New Treatment Approved for Rare Genetic Disorder, Acute Hepatic Porphyria

The FDA has approved a new treatment for adult patients with acute hepatic porphyria (AHP) a rare genetic disorder. Givlaari is an RNA interference therapeutic targeting aminolevulinic acid synthase 1.

AHP is a family of ultra-rare, genetic diseases that manifest as debilitating, potentially life-threatening attacks and, for some patients, they negatively impact daily functioning and quality of life. AHP results in a buildup of toxic porphyrin molecules, which are formed during the production of heme, which helps to bind oxygen in the blood.

“This buildup can cause acute attacks, known as porphyria attacks, which can lead to severe pain and paralysis, respiratory failure, seizures and mental status changes. These attacks occur suddenly and can produce permanent neurological damage and death,” Richard Pazdur, MD, director of the FDA’s Oncology Center of Excellence and acting director of the Office of Oncologic Diseases in the FDA’s Center for Drug Evaluation and Research, said in a statement. “Prior to today’s approval, treatment options have only provided partial relief from the intense unremitting pain that characterizes these attacks. The drug approved today can treat this disease by helping to reduce the number of attacks that disrupt the lives of patients.”

Givlaari’s approval comes 4 months after FDA accepted the New Drug Application, and it was based on the ENVISION phase 3 study in 94 patients with AHP. Patients who received Givlaari experienced 70% fewer porphyria attacks compared with placebo.

The most common adverse events (AEs) were nausea (27%) and injection site reactions (25%). Other AEs included rash, serum creatinine increase, transaminase elevations, and fatigue.

“We believe the approval of Givlaari represents a landmark event for the advancement of precision genetic medicines, providing new hope for patients and their caregivers living with the debilitating manifestations of AHP and unpredictable nature of AHP attacks, as well as for the doctors who diagnose and treat these patients,” John Maraganore, PhD, chief executive officer of Alnylam Pharmaceuticals, said in a statement.

Tied to the approval of Givlaari, Alnylam announced a new framework for value-based agreements to help patients gain access to the treatment. Under the agreements, participating government and commercial payers would only pay the full value of the therapy if the outcomes in the real-world setting were similar to results demonstrated in the clinical trials.

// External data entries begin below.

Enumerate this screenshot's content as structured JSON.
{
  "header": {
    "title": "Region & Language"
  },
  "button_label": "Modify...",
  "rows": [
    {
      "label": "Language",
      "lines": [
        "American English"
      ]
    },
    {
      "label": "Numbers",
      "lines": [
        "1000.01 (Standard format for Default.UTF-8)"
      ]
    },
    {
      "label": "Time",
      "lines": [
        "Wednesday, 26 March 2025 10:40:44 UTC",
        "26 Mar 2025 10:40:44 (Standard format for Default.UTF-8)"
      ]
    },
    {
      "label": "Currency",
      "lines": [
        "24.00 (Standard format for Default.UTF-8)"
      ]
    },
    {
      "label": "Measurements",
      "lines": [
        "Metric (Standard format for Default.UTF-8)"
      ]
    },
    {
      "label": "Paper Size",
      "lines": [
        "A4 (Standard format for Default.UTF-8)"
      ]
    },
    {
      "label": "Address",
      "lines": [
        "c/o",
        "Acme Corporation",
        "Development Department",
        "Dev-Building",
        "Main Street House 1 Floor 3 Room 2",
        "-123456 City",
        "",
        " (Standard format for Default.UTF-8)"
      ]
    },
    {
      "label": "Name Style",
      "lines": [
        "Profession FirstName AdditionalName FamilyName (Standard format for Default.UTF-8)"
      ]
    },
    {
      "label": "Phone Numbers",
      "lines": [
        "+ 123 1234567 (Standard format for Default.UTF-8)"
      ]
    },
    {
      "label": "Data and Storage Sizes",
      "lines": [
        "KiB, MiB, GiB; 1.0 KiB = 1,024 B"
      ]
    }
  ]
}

In addition, a prevalence-based adjustment would trigger rebates to participating payers if the number of diagnosed patients they cover exceeds current epidemiologic estimates for AHP. This approach would offer greater certainty to payers that their financial risk will be adjusted if they are treating a substantially larger number of patients that currently estimated.

"Harvard Pilgrim applauds Alnylam’s efforts to help us manage plan members’ costs if the number of patients treated exceeds initial forecasts based upon existing prevalence models,” Michael Sherman, MD, chief medical officer at Harvard Pilgrim, said in a statement. “This prevalence-based adjustment framework may become a model approach for ultra-rare diseases where few or no therapies have previously existed and where diagnosis rates are uncertain.”

Givlaari’s annual wholesale price tag will be $575,000, according to Bloomberg. Use of the treatment would reduce frequency of attacks and lower, or avoid, the cost of hospitalizations and other interventions, according to Alnylam.